Le poids de l'université dans la (petite) ville : un paradigme allemand. L'exemple d'Helmstedt 1576-1810
Résumé
Cette contribution s’efforce d’illustrer, à travers le cas de Helmstedt, siège d’une université protestante importante, le paradigme de l’Universitätsstadt, type idéal de la ville universitaire, dont on a de nombreux exemples en Allemagne : il s'agit d'un organisme urbain d'importance secondaire, sans fonction politique ou économique notable dans la région considérée, dans lequel l'implantation de l'université entraîne une spécialisation fonctionnelle extrêmement forte, marginalisant les autres fonctions de la ville ou les subordonnant à celle-ci. Les manifestations de ce particularisme sont envisagées sous quatre aspects : le poids de l’université dans la population urbaine, dans ses dimensions démographique, juridique et sociale ; le processus d’autonomisation et de distinction de ce groupe social vis-à-vis de la société environnante ; les retombées économiques de l'activité universitaire sur la ville, ce qui concerne aussi l'économie universitaire domestique et les répercussions générales de la présence de l'université sur les fonctions urbaines et sur la structure des métiers ; enfin l’emprise de l'université sur l'espace urbain, à la fois espace physique et bâti mais aussi espace social et symbolique.

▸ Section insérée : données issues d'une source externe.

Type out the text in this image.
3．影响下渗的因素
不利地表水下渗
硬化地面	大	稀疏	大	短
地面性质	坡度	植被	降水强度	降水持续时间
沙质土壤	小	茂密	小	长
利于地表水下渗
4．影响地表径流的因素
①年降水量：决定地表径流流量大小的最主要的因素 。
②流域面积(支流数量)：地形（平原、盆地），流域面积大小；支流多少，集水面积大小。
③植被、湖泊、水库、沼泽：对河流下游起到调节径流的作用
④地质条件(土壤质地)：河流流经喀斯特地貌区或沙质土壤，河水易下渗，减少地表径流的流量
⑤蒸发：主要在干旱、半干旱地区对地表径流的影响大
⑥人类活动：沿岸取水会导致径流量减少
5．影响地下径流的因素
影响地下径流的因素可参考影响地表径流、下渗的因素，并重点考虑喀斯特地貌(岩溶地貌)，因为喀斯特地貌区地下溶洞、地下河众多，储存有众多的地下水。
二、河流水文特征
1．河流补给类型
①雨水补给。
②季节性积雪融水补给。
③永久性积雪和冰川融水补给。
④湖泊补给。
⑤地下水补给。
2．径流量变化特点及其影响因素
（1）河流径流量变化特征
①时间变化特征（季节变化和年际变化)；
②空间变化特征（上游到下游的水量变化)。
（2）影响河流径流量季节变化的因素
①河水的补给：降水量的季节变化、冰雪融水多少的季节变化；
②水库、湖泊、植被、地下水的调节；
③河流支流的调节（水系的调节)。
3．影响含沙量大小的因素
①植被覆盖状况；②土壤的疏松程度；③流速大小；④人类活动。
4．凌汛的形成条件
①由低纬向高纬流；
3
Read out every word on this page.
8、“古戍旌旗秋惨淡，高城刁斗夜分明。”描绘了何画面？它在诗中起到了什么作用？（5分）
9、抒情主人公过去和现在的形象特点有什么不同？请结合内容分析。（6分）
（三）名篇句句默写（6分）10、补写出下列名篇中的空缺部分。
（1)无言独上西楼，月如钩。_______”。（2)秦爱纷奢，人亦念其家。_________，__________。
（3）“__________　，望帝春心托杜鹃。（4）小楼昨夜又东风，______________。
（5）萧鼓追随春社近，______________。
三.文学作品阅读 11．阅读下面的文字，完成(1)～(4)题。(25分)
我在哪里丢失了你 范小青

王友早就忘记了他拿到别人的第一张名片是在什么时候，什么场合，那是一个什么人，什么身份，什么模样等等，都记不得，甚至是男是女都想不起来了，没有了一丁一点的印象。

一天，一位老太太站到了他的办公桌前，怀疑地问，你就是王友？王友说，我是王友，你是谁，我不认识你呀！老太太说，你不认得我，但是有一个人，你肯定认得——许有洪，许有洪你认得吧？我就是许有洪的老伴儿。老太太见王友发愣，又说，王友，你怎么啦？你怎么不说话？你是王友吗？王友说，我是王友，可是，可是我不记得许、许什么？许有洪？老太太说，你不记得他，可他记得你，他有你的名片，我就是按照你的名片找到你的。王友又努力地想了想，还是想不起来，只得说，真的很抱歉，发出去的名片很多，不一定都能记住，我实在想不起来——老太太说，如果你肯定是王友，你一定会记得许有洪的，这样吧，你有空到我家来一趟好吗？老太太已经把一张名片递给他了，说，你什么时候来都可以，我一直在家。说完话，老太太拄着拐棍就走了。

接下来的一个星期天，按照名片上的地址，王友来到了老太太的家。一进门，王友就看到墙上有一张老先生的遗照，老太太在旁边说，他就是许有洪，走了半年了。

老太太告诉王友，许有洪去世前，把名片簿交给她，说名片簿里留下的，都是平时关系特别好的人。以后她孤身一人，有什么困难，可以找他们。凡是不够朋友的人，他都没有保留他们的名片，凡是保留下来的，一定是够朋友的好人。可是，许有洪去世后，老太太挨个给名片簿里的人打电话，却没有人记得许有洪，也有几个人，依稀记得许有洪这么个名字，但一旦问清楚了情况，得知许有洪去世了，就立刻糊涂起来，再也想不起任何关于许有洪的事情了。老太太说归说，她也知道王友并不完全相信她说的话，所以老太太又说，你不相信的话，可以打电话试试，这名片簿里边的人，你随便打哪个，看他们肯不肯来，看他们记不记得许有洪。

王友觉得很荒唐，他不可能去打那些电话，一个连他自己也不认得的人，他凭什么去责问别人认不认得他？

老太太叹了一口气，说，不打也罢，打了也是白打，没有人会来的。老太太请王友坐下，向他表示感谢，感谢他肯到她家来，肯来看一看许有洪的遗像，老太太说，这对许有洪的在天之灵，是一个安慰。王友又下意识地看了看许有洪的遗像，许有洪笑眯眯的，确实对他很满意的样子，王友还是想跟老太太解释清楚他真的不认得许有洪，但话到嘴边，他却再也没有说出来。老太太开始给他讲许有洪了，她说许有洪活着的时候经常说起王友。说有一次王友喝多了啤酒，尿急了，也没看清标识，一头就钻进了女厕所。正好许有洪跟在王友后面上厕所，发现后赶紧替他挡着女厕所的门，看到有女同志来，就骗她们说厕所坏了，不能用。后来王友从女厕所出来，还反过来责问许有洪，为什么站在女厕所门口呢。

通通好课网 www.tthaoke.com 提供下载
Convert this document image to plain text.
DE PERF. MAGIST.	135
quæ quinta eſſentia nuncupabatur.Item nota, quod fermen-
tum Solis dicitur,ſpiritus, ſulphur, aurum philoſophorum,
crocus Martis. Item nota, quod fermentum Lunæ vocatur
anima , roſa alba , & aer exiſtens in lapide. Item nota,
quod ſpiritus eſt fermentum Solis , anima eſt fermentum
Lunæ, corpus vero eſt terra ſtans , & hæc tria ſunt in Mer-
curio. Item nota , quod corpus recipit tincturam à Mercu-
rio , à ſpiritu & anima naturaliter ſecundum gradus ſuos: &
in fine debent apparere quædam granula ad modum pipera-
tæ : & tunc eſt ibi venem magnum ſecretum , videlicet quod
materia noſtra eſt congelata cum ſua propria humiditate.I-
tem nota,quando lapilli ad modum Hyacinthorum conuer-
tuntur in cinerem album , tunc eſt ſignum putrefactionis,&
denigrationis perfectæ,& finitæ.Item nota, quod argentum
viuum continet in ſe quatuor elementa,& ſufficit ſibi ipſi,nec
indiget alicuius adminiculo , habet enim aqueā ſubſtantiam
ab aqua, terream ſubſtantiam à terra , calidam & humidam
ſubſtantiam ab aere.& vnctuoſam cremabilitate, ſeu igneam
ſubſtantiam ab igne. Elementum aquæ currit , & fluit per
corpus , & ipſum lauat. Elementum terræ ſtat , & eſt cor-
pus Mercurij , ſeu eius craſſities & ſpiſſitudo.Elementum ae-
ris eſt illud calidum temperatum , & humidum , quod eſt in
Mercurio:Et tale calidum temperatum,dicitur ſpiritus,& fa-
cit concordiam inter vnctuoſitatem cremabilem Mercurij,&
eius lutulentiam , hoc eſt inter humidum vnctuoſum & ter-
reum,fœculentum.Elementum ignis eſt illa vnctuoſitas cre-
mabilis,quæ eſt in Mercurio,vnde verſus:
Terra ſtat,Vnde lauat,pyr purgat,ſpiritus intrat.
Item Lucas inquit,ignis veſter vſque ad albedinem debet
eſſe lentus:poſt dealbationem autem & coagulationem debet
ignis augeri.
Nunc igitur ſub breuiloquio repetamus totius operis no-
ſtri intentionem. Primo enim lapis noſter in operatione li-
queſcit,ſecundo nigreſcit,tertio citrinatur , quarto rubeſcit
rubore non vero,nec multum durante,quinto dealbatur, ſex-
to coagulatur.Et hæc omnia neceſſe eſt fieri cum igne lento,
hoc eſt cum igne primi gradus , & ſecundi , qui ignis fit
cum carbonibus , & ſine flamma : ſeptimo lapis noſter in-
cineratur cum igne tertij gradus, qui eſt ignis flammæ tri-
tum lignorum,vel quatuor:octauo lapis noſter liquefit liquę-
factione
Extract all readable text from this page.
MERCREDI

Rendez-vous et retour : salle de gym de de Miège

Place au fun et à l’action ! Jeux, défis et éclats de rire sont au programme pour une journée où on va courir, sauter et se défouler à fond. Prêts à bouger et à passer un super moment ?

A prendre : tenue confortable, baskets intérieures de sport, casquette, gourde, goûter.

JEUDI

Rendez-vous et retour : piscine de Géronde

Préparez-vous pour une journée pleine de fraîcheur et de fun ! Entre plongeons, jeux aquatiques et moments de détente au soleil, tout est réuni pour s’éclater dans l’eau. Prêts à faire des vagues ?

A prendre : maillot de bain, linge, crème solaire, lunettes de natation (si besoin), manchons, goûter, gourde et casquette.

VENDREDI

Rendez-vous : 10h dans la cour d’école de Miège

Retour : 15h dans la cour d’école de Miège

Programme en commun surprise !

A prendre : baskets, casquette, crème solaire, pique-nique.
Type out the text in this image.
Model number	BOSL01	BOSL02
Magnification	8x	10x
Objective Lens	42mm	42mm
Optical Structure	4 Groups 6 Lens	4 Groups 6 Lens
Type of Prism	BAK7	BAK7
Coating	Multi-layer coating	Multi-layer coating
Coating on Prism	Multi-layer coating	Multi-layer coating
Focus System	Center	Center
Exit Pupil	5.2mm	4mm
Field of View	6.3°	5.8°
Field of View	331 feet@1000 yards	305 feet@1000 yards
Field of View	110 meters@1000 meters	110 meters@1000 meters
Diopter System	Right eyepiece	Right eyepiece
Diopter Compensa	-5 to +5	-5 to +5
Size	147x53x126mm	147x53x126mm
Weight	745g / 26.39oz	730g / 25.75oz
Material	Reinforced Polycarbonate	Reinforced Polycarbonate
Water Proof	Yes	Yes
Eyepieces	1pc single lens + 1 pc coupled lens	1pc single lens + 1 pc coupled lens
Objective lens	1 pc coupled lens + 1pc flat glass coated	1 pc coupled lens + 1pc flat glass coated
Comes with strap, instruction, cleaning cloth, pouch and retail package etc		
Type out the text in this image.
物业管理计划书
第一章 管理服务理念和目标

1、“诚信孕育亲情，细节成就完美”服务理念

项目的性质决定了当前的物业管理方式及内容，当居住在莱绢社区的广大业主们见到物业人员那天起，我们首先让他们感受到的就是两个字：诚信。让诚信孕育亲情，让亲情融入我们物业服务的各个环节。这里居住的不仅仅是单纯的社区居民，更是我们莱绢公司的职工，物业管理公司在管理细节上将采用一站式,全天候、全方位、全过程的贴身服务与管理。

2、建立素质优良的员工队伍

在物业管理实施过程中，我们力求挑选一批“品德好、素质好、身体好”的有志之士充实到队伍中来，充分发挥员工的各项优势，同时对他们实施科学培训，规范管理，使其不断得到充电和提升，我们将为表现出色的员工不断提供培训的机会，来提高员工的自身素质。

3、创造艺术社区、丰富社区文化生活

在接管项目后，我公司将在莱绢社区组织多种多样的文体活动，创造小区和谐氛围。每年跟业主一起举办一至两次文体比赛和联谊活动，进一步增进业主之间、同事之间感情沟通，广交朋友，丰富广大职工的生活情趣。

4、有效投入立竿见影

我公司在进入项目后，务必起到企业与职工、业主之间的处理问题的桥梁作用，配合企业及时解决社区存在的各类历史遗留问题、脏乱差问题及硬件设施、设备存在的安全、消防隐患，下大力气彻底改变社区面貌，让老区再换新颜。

L’étude met en lumière l’interconnexion des différents aspects qui caractérisent la ville universitaire allemande protestante d’époque moderne, tel un système dont tous les éléments se confortent. Si certaines de ces interactions se retrouvent certes quel que soit le type de ville universitaire, il faut considérer qu'elles prennent une autre dimension et parfois même une autre nature dès lors qu'elles sont imposées à un organisme urbain particulièrement modeste, comme c’est couramment dans le cas en Allemagne. Les termes de l’échange ou du rapport entre université et (petite) ville sont tels qu’ils induisent une dynamique très particulière, s’appuyant sur le poids démographique et économique des étudiants et des élites académiques, prolongée par le statut matrimonial et les capacités de reproduction du corps professoral, protégée par le privilège juridico-fiscal et l’appui lointain mais efficace du pouvoir princier. Cette dynamique tend à conforter la domination sociale et culturelle des universitaires, qui s’exprime de différentes manières dans les rapports sociaux, les pratiques de représentation et l’usage de l’espace urbain. Elle aboutit à renforcer par capitalisation leur exploitation économique des avantages de cette situation. Face à cela la ville, vu sa taille, son faible poids politique et la modestie relative de ses élites, n’a guère le choix que de subir cette domination tout en profitant au moins de ses retombées matérielles, qui sont d’autant moins négligeables qu’elle n’a guère de ressources alternatives de même ampleur.